The siblings quickly took a liking to basketball and bonded through learning the game.

“Me, my brother and my sister al used to play at Reynolds Park Rec, and I remember looking at the people in a game and shaking my head, like ‘Don’t pass it.’ ”

Working together as siblings has definitely made them better players.

“It’s really fun because we used to train with each other when we were younger,” Shakira said of AJ. “AJ always had the best defense on me. It would be so hard to score on him. I was always taller than him, so I would always post him. We would always go against each other. I think my brother is one of the toughest people I’ve played against.”

That’s not quite the case anymore. AJ has hit a growth spurt and is now listed at 6-foot-1, and Shakira is listed at 6 feet.

“Neighborhood basketball, she would play against boys most of her life,” AJ said. “Like with me, with my friends outside. That’s probably how she got better.”

Shakira came to the Titans as a freshman and played with a team loaded with talent, including then senior Skyler Curran and then-junior Callie Scheier, both of whom are playing at High Point University now. And she as coached by Brittany Cox Hudson, who is on maternity leave this season, and Johnny Hill is the interim coach this season. Shakira played a fair amount as a freshman, showing off some of the raw talent she had, but she slowly got better her sophomore season when the Titans won the NCHSAA Class 4-A state championship, defeating Southeast Raleigh at famed Reynolds Coliseum in Raleigh.

“It was really fun because everyone was expecting our team to win states my freshman year because we were stacked,” Shakira said, “Sophomore year, it was really fun because the team was together. Because some teams have a lot of tension between them. Teams that we’ve played, they argued on the court and stuff, but we’ve never had that issue, which I think plays a big part in it.”

Who was there through the whole state championship run? That’s right, her little brother AJ. He got a chance to see what it was like to be a student and an athlete at West Forsyth while still being in middle school at Meadowlark.

“It was way better because she was kind of known there because she was pretty good at basketball,” AJ said. “People knew her, so they knew me. They would say, ‘Oh, that’s your brother. I was comfortable.”

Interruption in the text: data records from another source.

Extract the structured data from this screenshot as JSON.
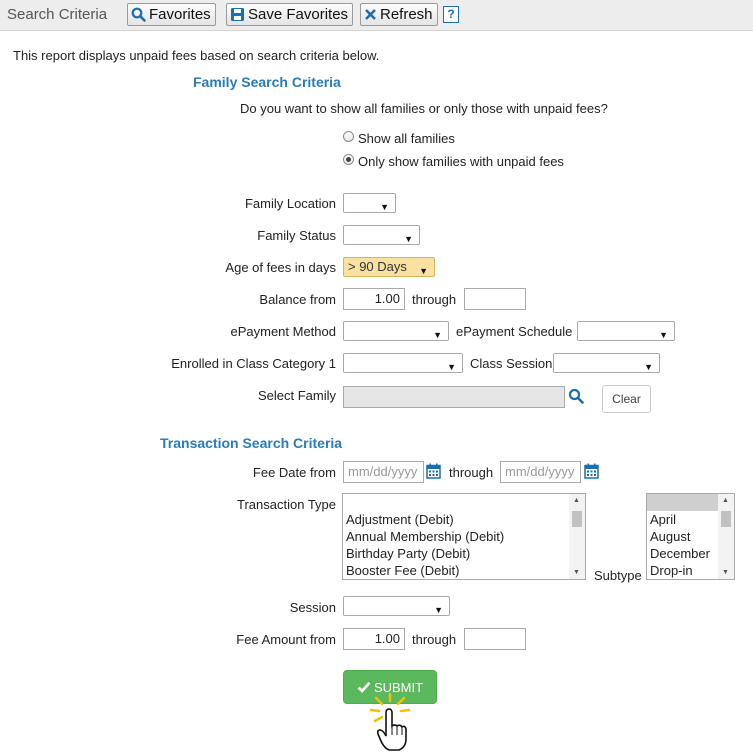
{
  "toolbar": {
    "title": "Search Criteria",
    "favorites_label": "Favorites",
    "save_favorites_label": "Save Favorites",
    "refresh_label": "Refresh",
    "help_label": "?"
  },
  "intro": "This report displays unpaid fees based on search criteria below.",
  "family": {
    "title": "Family Search Criteria",
    "question": "Do you want to show all families or only those with unpaid fees?",
    "radio_all": "Show all families",
    "radio_unpaid": "Only show families with unpaid fees",
    "selected_radio": "unpaid",
    "location_label": "Family Location",
    "location_value": "",
    "status_label": "Family Status",
    "status_value": "",
    "age_label": "Age of fees in days",
    "age_value": "> 90 Days",
    "balance_label": "Balance from",
    "balance_from": "1.00",
    "through_label": "through",
    "balance_to": "",
    "epay_method_label": "ePayment Method",
    "epay_method_value": "",
    "epay_schedule_label": "ePayment Schedule",
    "epay_schedule_value": "",
    "class_cat_label": "Enrolled in Class Category 1",
    "class_cat_value": "",
    "class_session_label": "Class Session",
    "class_session_value": "",
    "select_family_label": "Select Family",
    "select_family_value": "",
    "clear_label": "Clear"
  },
  "transaction": {
    "title": "Transaction Search Criteria",
    "fee_date_label": "Fee Date from",
    "date_placeholder": "mm/dd/yyyy",
    "through_label": "through",
    "type_label": "Transaction Type",
    "types": [
      "Adjustment (Debit)",
      "Annual Membership (Debit)",
      "Birthday Party (Debit)",
      "Booster Fee (Debit)"
    ],
    "subtype_label": "Subtype",
    "subtypes": [
      "",
      "April",
      "August",
      "December",
      "Drop-in"
    ],
    "session_label": "Session",
    "session_value": "",
    "fee_amount_label": "Fee Amount from",
    "fee_amount_from": "1.00",
    "fee_amount_to": ""
  },
  "submit_label": "SUBMIT",
  "colors": {
    "accent": "#2b7bb9",
    "submit": "#5cb85c",
    "age_highlight": "#f9e1a1"
  }
}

Also there that day in Raleigh was Moore and many friends and family.

“I was nervous up until the end,” Moore said. ”I sweated to the end. I don’t know why I’m like that.”

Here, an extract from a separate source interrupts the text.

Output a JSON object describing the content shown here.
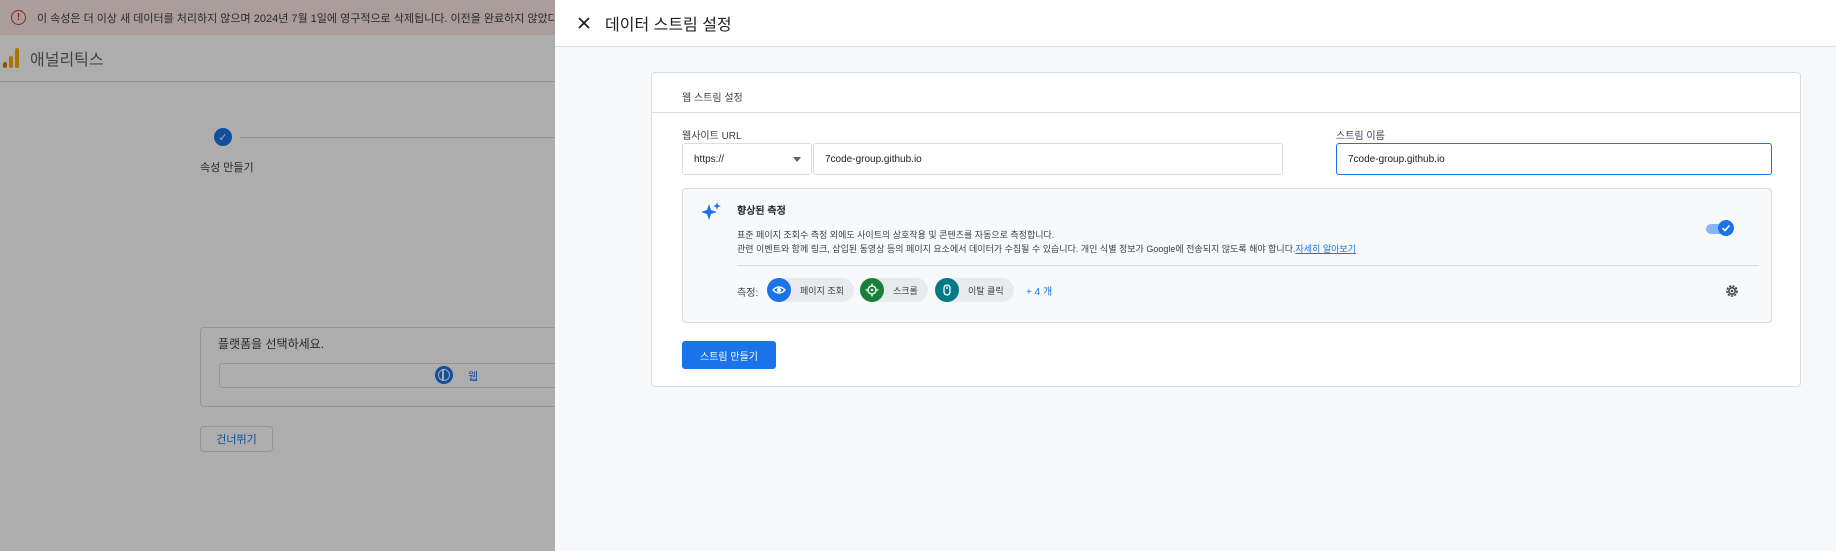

Moore also noticed a lot of green and gold sitting in the stands.

“What I was so excited about, as well, was the people from West that showed up,” she said. “It was unreal. We had almost the whole entire gym. The support was awesome.”

Flash forward to the past two seasons and Shakira went from a raw player, to a talented leader.

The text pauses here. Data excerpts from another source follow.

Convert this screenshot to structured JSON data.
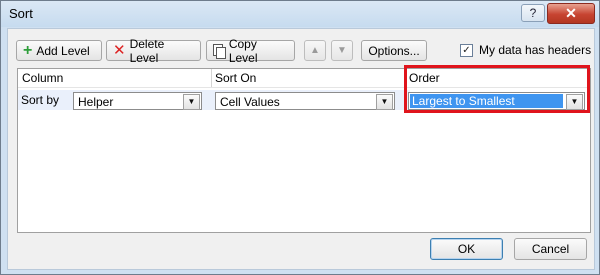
{
  "window": {
    "title": "Sort",
    "help_label": "?",
    "close_label": "✕"
  },
  "toolbar": {
    "add_level": "Add Level",
    "delete_level": "Delete Level",
    "copy_level": "Copy Level",
    "move_up_label": "▲",
    "move_down_label": "▼",
    "options": "Options...",
    "has_headers_label": "My data has headers",
    "has_headers_checked": true
  },
  "grid": {
    "columns": [
      "Column",
      "Sort On",
      "Order"
    ],
    "rows": [
      {
        "label": "Sort by",
        "column": "Helper",
        "sort_on": "Cell Values",
        "order": "Largest to Smallest"
      }
    ]
  },
  "footer": {
    "ok": "OK",
    "cancel": "Cancel"
  },
  "colors": {
    "highlight": "#e0141c",
    "selection": "#3f95f0"
  }
}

“I’m just taking it all in,” she said. “I’ve noticed my teammates look for me a lot when they don’t have anything to do. Just like learning to come to the ball more when they need help and things like that.”

No matter what the girls or boys varsity teams do for the remainder of this season at West Forsyth the dynamic of Shakira and AJ Baskerville will sway some next season. Shakira will be a freshman at High Point playing with her former teammates, Curran and Scheier, and AJ will be a seasoned junior on the boys varsity for the Titans.

“I’ll probably see a lot of her games,” AJ said. I don’t know if she can come to a lot of mine because maybe she’ll have film or something like that. Who knows?”

Going from being a senior in high school to being a freshman in college can be tough on anybody.

“I’m a little nervous because I have to start from being the baby all over again,” Shakira said. “But I’m super-excited. I’m so excited about High Point.”

As a devoted mother and a fan of basketball, Moore doesn’t know how she’s going to be able to see Shakira and AJ play next season if they play on the same night.

“It’s not too far for me,” Moore said. “I can get to her quick. She can come home quite often.”

Moore thinks she has an early plan.

“I might have to leave at halftime, come back,” she said. “I’ve done crazy things, coming from here and there.”